In some embodiments, the network appliance is adapted to passively intercept each network communication, wherein transmission of the network communication to a destination device is uninterrupted by interception of the network communication.
In some embodiments, the network appliance is adapted to obtain certificate field values including a common name of a certificate holder of the certificate and one or more subject alternative names of corresponding alternative domains that use the certificate.
In some embodiments, the network appliance is adapted to obtain certificate field values including an issuing organization and information corresponding to the issuing organization. In some embodiments, the network appliance is adapted to obtain certificate field values including a set of validity dates.
In some embodiments, the network appliance is adapted to obtain a last certificate of a certificate chain and wherein parsing the certificate comprises parsing the last certificate.
In some embodiments, the network appliance is adapted to, for each of the network communications, provide an alert corresponding to the threat in response to the one or more analyses resulting in detection of a threat.
Another alternative embodiment comprises a computer program product comprising a non-transitory computer-readable medium storing instructions executable by one or more processors to perform a method including obtaining a first network communication transmitted via a network, obtaining a certificate in a Transport Layer Security (TLS) handshake of the first network communication, parsing the certificate to obtain corresponding certificate field values, obtaining static context data associated with the network, performing one or more analyses of the certificate field values against the static context data and, in response to the one or more analyses resulting in detection of a threat, taking one or more actions based on the one or more analyses.
While embodiments described herein have been described with respect to a limited number of embodiments, those skilled in the art, having the benefit of this detailed description, will appreciate that other embodiments can be devised which do not depart from the scope of embodiments as disclosed herein. Accordingly, the scope of embodiments described herein should be limited only by the attached claims.

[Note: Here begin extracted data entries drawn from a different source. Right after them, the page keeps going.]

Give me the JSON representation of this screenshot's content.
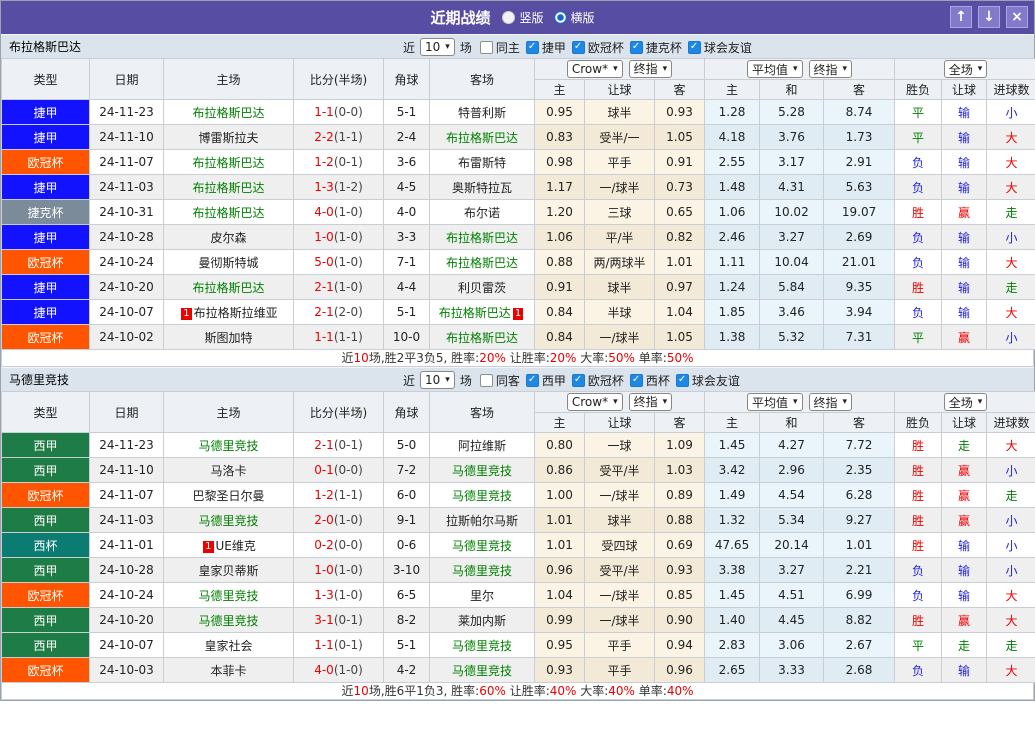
{
  "titlebar": {
    "title": "近期战绩",
    "radios": [
      {
        "label": "竖版",
        "selected": false
      },
      {
        "label": "横版",
        "selected": true
      }
    ],
    "buttons": {
      "up": "↑",
      "down": "↓",
      "close": "×"
    }
  },
  "colors": {
    "accent": "#574da3",
    "leagues": {
      "捷甲": "#1212ff",
      "欧冠杯": "#ff5400",
      "捷克杯": "#7c8b99",
      "西甲": "#1e7c46",
      "西杯": "#0b7c72"
    },
    "words": {
      "胜": "#ee0000",
      "赢": "#ee0000",
      "大": "#ee0000",
      "平": "#008000",
      "走": "#008000",
      "负": "#2222dd",
      "输": "#2222dd",
      "小": "#2222dd"
    }
  },
  "sections": [
    {
      "team": "布拉格斯巴达",
      "filter": {
        "near_label": "近",
        "count": "10",
        "matches_label": "场",
        "same": {
          "label": "同主",
          "checked": false
        },
        "leagues": [
          {
            "label": "捷甲",
            "checked": true
          },
          {
            "label": "欧冠杯",
            "checked": true
          },
          {
            "label": "捷克杯",
            "checked": true
          },
          {
            "label": "球会友谊",
            "checked": true
          }
        ]
      },
      "selects": {
        "book": "Crow*",
        "book_ref": "终指",
        "avg": "平均值",
        "avg_ref": "终指",
        "full": "全场"
      },
      "headers": [
        "类型",
        "日期",
        "主场",
        "比分(半场)",
        "角球",
        "客场"
      ],
      "sub_headers": [
        "主",
        "让球",
        "客",
        "主",
        "和",
        "客",
        "胜负",
        "让球",
        "进球数"
      ],
      "rows": [
        {
          "league": "捷甲",
          "date": "24-11-23",
          "home": "布拉格斯巴达",
          "home_hl": true,
          "home_rc": 0,
          "ft": "1-1",
          "ht": "(0-0)",
          "corner": "5-1",
          "away": "特普利斯",
          "away_hl": false,
          "away_rc": 0,
          "hcap": [
            "0.95",
            "球半",
            "0.93"
          ],
          "avg": [
            "1.28",
            "5.28",
            "8.74"
          ],
          "result": [
            "平",
            "输",
            "小"
          ]
        },
        {
          "league": "捷甲",
          "date": "24-11-10",
          "home": "博雷斯拉夫",
          "home_hl": false,
          "home_rc": 0,
          "ft": "2-2",
          "ht": "(1-1)",
          "corner": "2-4",
          "away": "布拉格斯巴达",
          "away_hl": true,
          "away_rc": 0,
          "hcap": [
            "0.83",
            "受半/一",
            "1.05"
          ],
          "avg": [
            "4.18",
            "3.76",
            "1.73"
          ],
          "result": [
            "平",
            "输",
            "大"
          ]
        },
        {
          "league": "欧冠杯",
          "date": "24-11-07",
          "home": "布拉格斯巴达",
          "home_hl": true,
          "home_rc": 0,
          "ft": "1-2",
          "ht": "(0-1)",
          "corner": "3-6",
          "away": "布雷斯特",
          "away_hl": false,
          "away_rc": 0,
          "hcap": [
            "0.98",
            "平手",
            "0.91"
          ],
          "avg": [
            "2.55",
            "3.17",
            "2.91"
          ],
          "result": [
            "负",
            "输",
            "大"
          ]
        },
        {
          "league": "捷甲",
          "date": "24-11-03",
          "home": "布拉格斯巴达",
          "home_hl": true,
          "home_rc": 0,
          "ft": "1-3",
          "ht": "(1-2)",
          "corner": "4-5",
          "away": "奥斯特拉瓦",
          "away_hl": false,
          "away_rc": 0,
          "hcap": [
            "1.17",
            "一/球半",
            "0.73"
          ],
          "avg": [
            "1.48",
            "4.31",
            "5.63"
          ],
          "result": [
            "负",
            "输",
            "大"
          ]
        },
        {
          "league": "捷克杯",
          "date": "24-10-31",
          "home": "布拉格斯巴达",
          "home_hl": true,
          "home_rc": 0,
          "ft": "4-0",
          "ht": "(1-0)",
          "corner": "4-0",
          "away": "布尔诺",
          "away_hl": false,
          "away_rc": 0,
          "hcap": [
            "1.20",
            "三球",
            "0.65"
          ],
          "avg": [
            "1.06",
            "10.02",
            "19.07"
          ],
          "result": [
            "胜",
            "赢",
            "走"
          ]
        },
        {
          "league": "捷甲",
          "date": "24-10-28",
          "home": "皮尔森",
          "home_hl": false,
          "home_rc": 0,
          "ft": "1-0",
          "ht": "(1-0)",
          "corner": "3-3",
          "away": "布拉格斯巴达",
          "away_hl": true,
          "away_rc": 0,
          "hcap": [
            "1.06",
            "平/半",
            "0.82"
          ],
          "avg": [
            "2.46",
            "3.27",
            "2.69"
          ],
          "result": [
            "负",
            "输",
            "小"
          ]
        },
        {
          "league": "欧冠杯",
          "date": "24-10-24",
          "home": "曼彻斯特城",
          "home_hl": false,
          "home_rc": 0,
          "ft": "5-0",
          "ht": "(1-0)",
          "corner": "7-1",
          "away": "布拉格斯巴达",
          "away_hl": true,
          "away_rc": 0,
          "hcap": [
            "0.88",
            "两/两球半",
            "1.01"
          ],
          "avg": [
            "1.11",
            "10.04",
            "21.01"
          ],
          "result": [
            "负",
            "输",
            "大"
          ]
        },
        {
          "league": "捷甲",
          "date": "24-10-20",
          "home": "布拉格斯巴达",
          "home_hl": true,
          "home_rc": 0,
          "ft": "2-1",
          "ht": "(1-0)",
          "corner": "4-4",
          "away": "利贝雷茨",
          "away_hl": false,
          "away_rc": 0,
          "hcap": [
            "0.91",
            "球半",
            "0.97"
          ],
          "avg": [
            "1.24",
            "5.84",
            "9.35"
          ],
          "result": [
            "胜",
            "输",
            "走"
          ]
        },
        {
          "league": "捷甲",
          "date": "24-10-07",
          "home": "布拉格斯拉维亚",
          "home_hl": false,
          "home_rc": 1,
          "ft": "2-1",
          "ht": "(2-0)",
          "corner": "5-1",
          "away": "布拉格斯巴达",
          "away_hl": true,
          "away_rc": 1,
          "hcap": [
            "0.84",
            "半球",
            "1.04"
          ],
          "avg": [
            "1.85",
            "3.46",
            "3.94"
          ],
          "result": [
            "负",
            "输",
            "大"
          ]
        },
        {
          "league": "欧冠杯",
          "date": "24-10-02",
          "home": "斯图加特",
          "home_hl": false,
          "home_rc": 0,
          "ft": "1-1",
          "ht": "(1-1)",
          "corner": "10-0",
          "away": "布拉格斯巴达",
          "away_hl": true,
          "away_rc": 0,
          "hcap": [
            "0.84",
            "一/球半",
            "1.05"
          ],
          "avg": [
            "1.38",
            "5.32",
            "7.31"
          ],
          "result": [
            "平",
            "赢",
            "小"
          ]
        }
      ],
      "summary": [
        {
          "t": "近"
        },
        {
          "t": "10",
          "red": true
        },
        {
          "t": "场,胜2平3负5, 胜率:"
        },
        {
          "t": "20%",
          "red": true
        },
        {
          "t": " 让胜率:"
        },
        {
          "t": "20%",
          "red": true
        },
        {
          "t": " 大率:"
        },
        {
          "t": "50%",
          "red": true
        },
        {
          "t": " 单率:"
        },
        {
          "t": "50%",
          "red": true
        }
      ]
    },
    {
      "team": "马德里竞技",
      "filter": {
        "near_label": "近",
        "count": "10",
        "matches_label": "场",
        "same": {
          "label": "同客",
          "checked": false
        },
        "leagues": [
          {
            "label": "西甲",
            "checked": true
          },
          {
            "label": "欧冠杯",
            "checked": true
          },
          {
            "label": "西杯",
            "checked": true
          },
          {
            "label": "球会友谊",
            "checked": true
          }
        ]
      },
      "selects": {
        "book": "Crow*",
        "book_ref": "终指",
        "avg": "平均值",
        "avg_ref": "终指",
        "full": "全场"
      },
      "headers": [
        "类型",
        "日期",
        "主场",
        "比分(半场)",
        "角球",
        "客场"
      ],
      "sub_headers": [
        "主",
        "让球",
        "客",
        "主",
        "和",
        "客",
        "胜负",
        "让球",
        "进球数"
      ],
      "rows": [
        {
          "league": "西甲",
          "date": "24-11-23",
          "home": "马德里竞技",
          "home_hl": true,
          "home_rc": 0,
          "ft": "2-1",
          "ht": "(0-1)",
          "corner": "5-0",
          "away": "阿拉维斯",
          "away_hl": false,
          "away_rc": 0,
          "hcap": [
            "0.80",
            "一球",
            "1.09"
          ],
          "avg": [
            "1.45",
            "4.27",
            "7.72"
          ],
          "result": [
            "胜",
            "走",
            "大"
          ]
        },
        {
          "league": "西甲",
          "date": "24-11-10",
          "home": "马洛卡",
          "home_hl": false,
          "home_rc": 0,
          "ft": "0-1",
          "ht": "(0-0)",
          "corner": "7-2",
          "away": "马德里竞技",
          "away_hl": true,
          "away_rc": 0,
          "hcap": [
            "0.86",
            "受平/半",
            "1.03"
          ],
          "avg": [
            "3.42",
            "2.96",
            "2.35"
          ],
          "result": [
            "胜",
            "赢",
            "小"
          ]
        },
        {
          "league": "欧冠杯",
          "date": "24-11-07",
          "home": "巴黎圣日尔曼",
          "home_hl": false,
          "home_rc": 0,
          "ft": "1-2",
          "ht": "(1-1)",
          "corner": "6-0",
          "away": "马德里竞技",
          "away_hl": true,
          "away_rc": 0,
          "hcap": [
            "1.00",
            "一/球半",
            "0.89"
          ],
          "avg": [
            "1.49",
            "4.54",
            "6.28"
          ],
          "result": [
            "胜",
            "赢",
            "走"
          ]
        },
        {
          "league": "西甲",
          "date": "24-11-03",
          "home": "马德里竞技",
          "home_hl": true,
          "home_rc": 0,
          "ft": "2-0",
          "ht": "(1-0)",
          "corner": "9-1",
          "away": "拉斯帕尔马斯",
          "away_hl": false,
          "away_rc": 0,
          "hcap": [
            "1.01",
            "球半",
            "0.88"
          ],
          "avg": [
            "1.32",
            "5.34",
            "9.27"
          ],
          "result": [
            "胜",
            "赢",
            "小"
          ]
        },
        {
          "league": "西杯",
          "date": "24-11-01",
          "home": "UE维克",
          "home_hl": false,
          "home_rc": 1,
          "ft": "0-2",
          "ht": "(0-0)",
          "corner": "0-6",
          "away": "马德里竞技",
          "away_hl": true,
          "away_rc": 0,
          "hcap": [
            "1.01",
            "受四球",
            "0.69"
          ],
          "avg": [
            "47.65",
            "20.14",
            "1.01"
          ],
          "result": [
            "胜",
            "输",
            "小"
          ]
        },
        {
          "league": "西甲",
          "date": "24-10-28",
          "home": "皇家贝蒂斯",
          "home_hl": false,
          "home_rc": 0,
          "ft": "1-0",
          "ht": "(1-0)",
          "corner": "3-10",
          "away": "马德里竞技",
          "away_hl": true,
          "away_rc": 0,
          "hcap": [
            "0.96",
            "受平/半",
            "0.93"
          ],
          "avg": [
            "3.38",
            "3.27",
            "2.21"
          ],
          "result": [
            "负",
            "输",
            "小"
          ]
        },
        {
          "league": "欧冠杯",
          "date": "24-10-24",
          "home": "马德里竞技",
          "home_hl": true,
          "home_rc": 0,
          "ft": "1-3",
          "ht": "(1-0)",
          "corner": "6-5",
          "away": "里尔",
          "away_hl": false,
          "away_rc": 0,
          "hcap": [
            "1.04",
            "一/球半",
            "0.85"
          ],
          "avg": [
            "1.45",
            "4.51",
            "6.99"
          ],
          "result": [
            "负",
            "输",
            "大"
          ]
        },
        {
          "league": "西甲",
          "date": "24-10-20",
          "home": "马德里竞技",
          "home_hl": true,
          "home_rc": 0,
          "ft": "3-1",
          "ht": "(0-1)",
          "corner": "8-2",
          "away": "莱加内斯",
          "away_hl": false,
          "away_rc": 0,
          "hcap": [
            "0.99",
            "一/球半",
            "0.90"
          ],
          "avg": [
            "1.40",
            "4.45",
            "8.82"
          ],
          "result": [
            "胜",
            "赢",
            "大"
          ]
        },
        {
          "league": "西甲",
          "date": "24-10-07",
          "home": "皇家社会",
          "home_hl": false,
          "home_rc": 0,
          "ft": "1-1",
          "ht": "(0-1)",
          "corner": "5-1",
          "away": "马德里竞技",
          "away_hl": true,
          "away_rc": 0,
          "hcap": [
            "0.95",
            "平手",
            "0.94"
          ],
          "avg": [
            "2.83",
            "3.06",
            "2.67"
          ],
          "result": [
            "平",
            "走",
            "走"
          ]
        },
        {
          "league": "欧冠杯",
          "date": "24-10-03",
          "home": "本菲卡",
          "home_hl": false,
          "home_rc": 0,
          "ft": "4-0",
          "ht": "(1-0)",
          "corner": "4-2",
          "away": "马德里竞技",
          "away_hl": true,
          "away_rc": 0,
          "hcap": [
            "0.93",
            "平手",
            "0.96"
          ],
          "avg": [
            "2.65",
            "3.33",
            "2.68"
          ],
          "result": [
            "负",
            "输",
            "大"
          ]
        }
      ],
      "summary": [
        {
          "t": "近"
        },
        {
          "t": "10",
          "red": true
        },
        {
          "t": "场,胜6平1负3, 胜率:"
        },
        {
          "t": "60%",
          "red": true
        },
        {
          "t": " 让胜率:"
        },
        {
          "t": "40%",
          "red": true
        },
        {
          "t": " 大率:"
        },
        {
          "t": "40%",
          "red": true
        },
        {
          "t": " 单率:"
        },
        {
          "t": "40%",
          "red": true
        }
      ]
    }
  ]
}
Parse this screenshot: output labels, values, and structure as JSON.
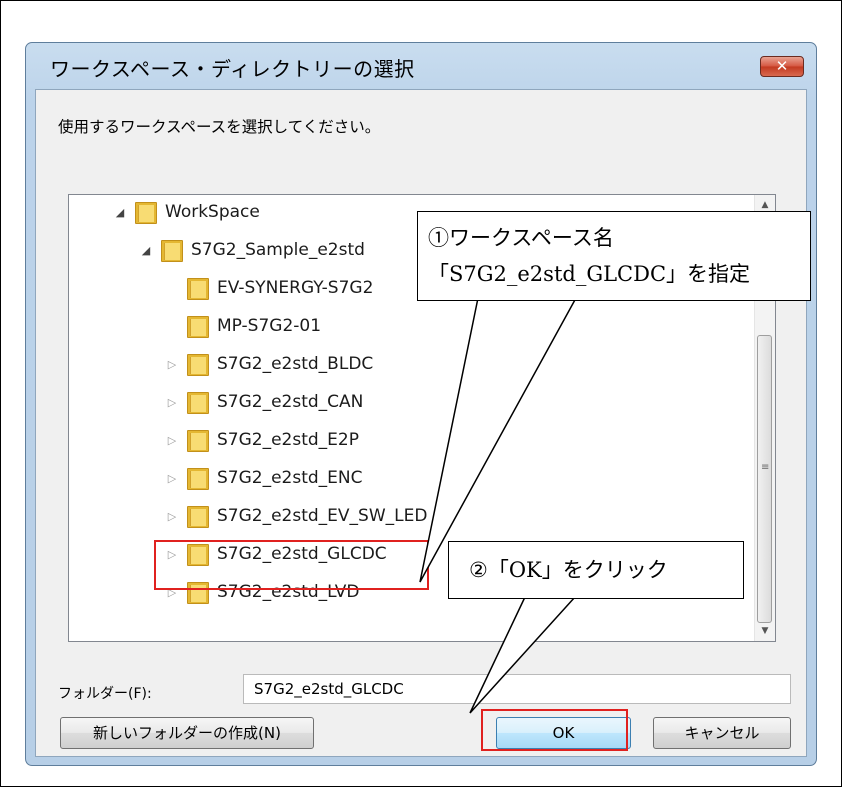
{
  "dialog": {
    "title": "ワークスペース・ディレクトリーの選択",
    "close_glyph": "✕",
    "instruction": "使用するワークスペースを選択してください。"
  },
  "tree": {
    "items": [
      {
        "label": "WorkSpace",
        "expander": "◢",
        "state": "expanded"
      },
      {
        "label": "S7G2_Sample_e2std",
        "expander": "◢",
        "state": "expanded"
      },
      {
        "label": "EV-SYNERGY-S7G2",
        "expander": "",
        "state": "leaf"
      },
      {
        "label": "MP-S7G2-01",
        "expander": "",
        "state": "leaf"
      },
      {
        "label": "S7G2_e2std_BLDC",
        "expander": "▷",
        "state": "collapsed"
      },
      {
        "label": "S7G2_e2std_CAN",
        "expander": "▷",
        "state": "collapsed"
      },
      {
        "label": "S7G2_e2std_E2P",
        "expander": "▷",
        "state": "collapsed"
      },
      {
        "label": "S7G2_e2std_ENC",
        "expander": "▷",
        "state": "collapsed"
      },
      {
        "label": "S7G2_e2std_EV_SW_LED",
        "expander": "▷",
        "state": "collapsed"
      },
      {
        "label": "S7G2_e2std_GLCDC",
        "expander": "▷",
        "state": "selected"
      },
      {
        "label": "S7G2_e2std_LVD",
        "expander": "▷",
        "state": "collapsed"
      }
    ],
    "scroll_up_glyph": "▲",
    "scroll_down_glyph": "▼",
    "scroll_grip_glyph": "≡"
  },
  "folder": {
    "label": "フォルダー(F):",
    "value": "S7G2_e2std_GLCDC"
  },
  "buttons": {
    "new_folder": "新しいフォルダーの作成(N)",
    "ok": "OK",
    "cancel": "キャンセル"
  },
  "callouts": {
    "step1_line1": "①ワークスペース名",
    "step1_line2": "「S7G2_e2std_GLCDC」を指定",
    "step2": "②「OK」をクリック"
  },
  "colors": {
    "highlight_red": "#e0211f",
    "dialog_frame": "#bcd3ea",
    "folder_yellow": "#f8dc73"
  }
}
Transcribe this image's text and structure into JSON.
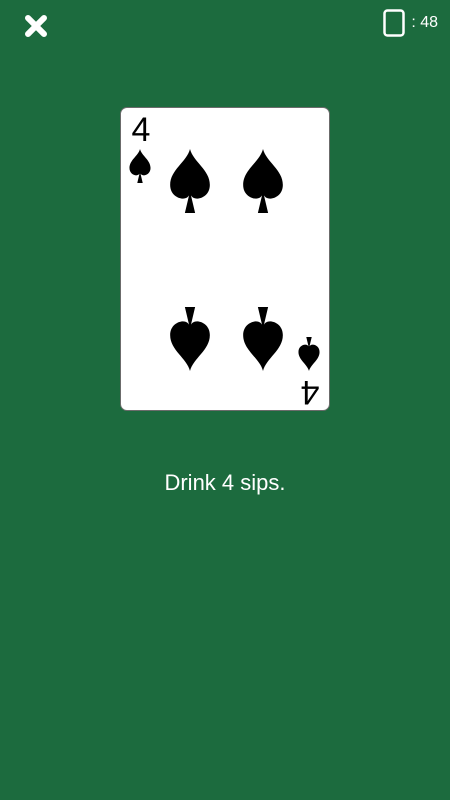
{
  "toolbar": {
    "close_icon": "close-x-icon",
    "deck_icon": "card-deck-icon",
    "cards_remaining": 48,
    "cards_remaining_label": ": 48"
  },
  "card": {
    "rank": "4",
    "suit": "spades",
    "suit_color": "#000000",
    "pips": 4
  },
  "message": "Drink 4 sips.",
  "colors": {
    "background": "#1c6b3e",
    "card_face": "#ffffff",
    "text": "#ffffff"
  }
}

It will be understood that while specific embodiments have been presented herein, these embodiments are merely illustrative, and not restrictive. Rather, the description is intended to describe illustrative embodiments, features and functions in order to provide an understanding of the embodiments without limiting the disclosure to any particularly described embodiment, feature or function, including any such embodiment feature or function described. While specific embodiments of, and examples for, the embodiments are described herein for illustrative purposes only, various equivalent modifications are possible within the spirit and scope of the disclosure, as those skilled in the relevant art will recognize and appreciate.
As indicated, these modifications may be made in light of the foregoing description of illustrated embodiments and are to be included within the spirit and scope of the disclosure. Thus, while particular embodiments are described, a latitude of modification, various changes and substitutions are intended in the foregoing disclosures, and it will be appreciated that in some instances some features of embodiments disclosed herein will be employed without a corresponding use of other features, and features described with respect to one embodiment may be combined with features of other embodiments without departing from the scope and spirit of the disclosure as set forth herein.